This guide explains how to install, run, and extend the static document security scanner.
- OS: Linux, macOS, or Windows
- Go: version 1.18 or newer
Check your Go installation:
go versionFrom the repository root:
.
├── docscanner/
│ ├── cmd/
│ │ └── scanner/
│ │ └── main.go # CLI entrypoint
│ ├── internal/
│ │ ├── analyzer/ # Pluggable analyzers
│ │ │ ├── analyzer.go # Analyzer interface
│ │ │ ├── pdf.go # PDFAnalyzer
│ │ │ └── word.go # WordAnalyzer
│ │ ├── scanner/
│ │ │ ├── walker.go # Directory walker
│ │ │ └── workerpool.go # Worker pool
│ │ └── model/
│ │ └── result.go # ScanResult model
│ └── go.mod # Go module definition
├── samples/ # Example documents to scan
└── Guide.md # This guide
From the docscanner directory:
cd docscanner
# If go.mod does not exist yet, create it (run once):
go mod init docscanner
# Download and tidy dependencies:
go mod tidyIf go.mod already exists, you only need go mod tidy.
You can scan any directory on your system. Two common options:
-
Use the provided
samples/directory in the repo root:- Put
.pdf,.docx, and.docmfiles insamples/(and its subfolders). - Example path:
/home/<user>/Projects/static-document-security-scanner/samples
- Put
-
Use your own folder anywhere, for example:
~/Documents/docscanner-input
The scanner just needs the directory path.
Always run the CLI from inside docscanner/.
From the repository root:
cd docscanner
go run ./cmd/scanner ../samplesReplace <directory-to-scan> with an absolute or relative path:
cd docscanner
go run ./cmd/scanner <directory-to-scan>Examples:
# Scan the current directory
cd docscanner
go run ./cmd/scanner .
# Scan your Documents folder
cd docscanner
go run ./cmd/scanner ~/DocumentsBy default, results are printed as JSON to the terminal (stdout).
To save them to a file:
cd docscanner
go run ./cmd/scanner ../samples > results.jsonOpen results.json in your editor to inspect the output.

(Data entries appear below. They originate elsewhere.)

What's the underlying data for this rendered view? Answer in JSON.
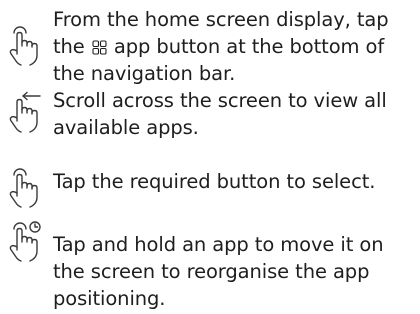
{
  "instructions": [
    {
      "icon": "tap-gesture-icon",
      "text_before": "From the home screen display, tap the ",
      "inline_icon": "apps-grid-icon",
      "text_after": " app button at the bottom of the navigation bar."
    },
    {
      "icon": "swipe-gesture-icon",
      "text": "Scroll across the screen to view all available apps."
    },
    {
      "icon": "tap-gesture-icon",
      "text": "Tap the required button to select."
    },
    {
      "icon": "tap-and-hold-gesture-icon",
      "text": "Tap and hold an app to move it on the screen to reorganise the app positioning."
    }
  ],
  "colors": {
    "text": "#1e1e1e",
    "icon_stroke": "#3a3a3a"
  }
}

The scanner prints an array of ScanResult objects. Each object has:
{
"file_path": "../samples/Hotel_Management_Report.docx",
"file_type": "word",
"sha256": "<sha256 hash of the file>",
"indicators": ["..."],
"risk_score": 0
}file_path– Path of the scanned file.file_type– Logical type of the document (e.g.,word,pdf).sha256– SHA‑256 hash of the file contents.indicators– List of strings describing what was found (e.g., suspicious features).risk_score– Simple numeric score based on indicators (higher means more suspicious).
Implemented in internal/analyzer/word.go:
- Detects presence of
vbaProject.binwithin the OOXML ZIP structure. - If found, adds an indicator like
"Embedded VBA Macro (vbaProject.bin)"and assigns a higherrisk_score.
Implemented in internal/analyzer/pdf.go:
- Looks for suspicious markers such as:
/JavaScript,/JS,/Launch,/OpenAction,/AA,/EmbeddedFile.
- Each matched indicator increases
risk_score.
You can add support for new document types by implementing the Analyzer interface.
Defined in internal/analyzer/analyzer.go:
type Analyzer interface {
Supports(filename string) bool
Analyze(filepath string, data []byte) (*model.ScanResult, error)
}- Create a new analyzer file in
internal/analyzer/, for exampleexcel.go. - Implement
Supportsto match your file extensions (e.g.,.xlsx,.xlsm). - Implement
Analyzeto inspectdataand return aScanResult. - Register the analyzer in
cmd/scanner/main.goby adding it to theanalyzersslice:
analyzers := []analyzer.Analyzer{
&analyzer.WordAnalyzer{},
&analyzer.PDFAnalyzer{},
&analyzer.ExcelAnalyzer{}, // new
}No changes are needed in the walker or worker pool – they automatically use the new analyzer.
- Go command not found – Install Go and ensure
gois on yourPATH. - Import path errors – Make sure you ran
go mod init docscanneronce insidedocscanner/. - Permission denied reading files – Run the scanner on directories your user can read.
- No results appear – Verify the directory actually contains
.pdf,.docx, or.docmfiles.
- Add more analyzers for other document types (e.g., Excel, PowerPoint).
- Enhance
risk_scoreto consider file size, number of indicators, or custom rules. - Integrate this CLI into a larger pipeline or CI step for automated document checks.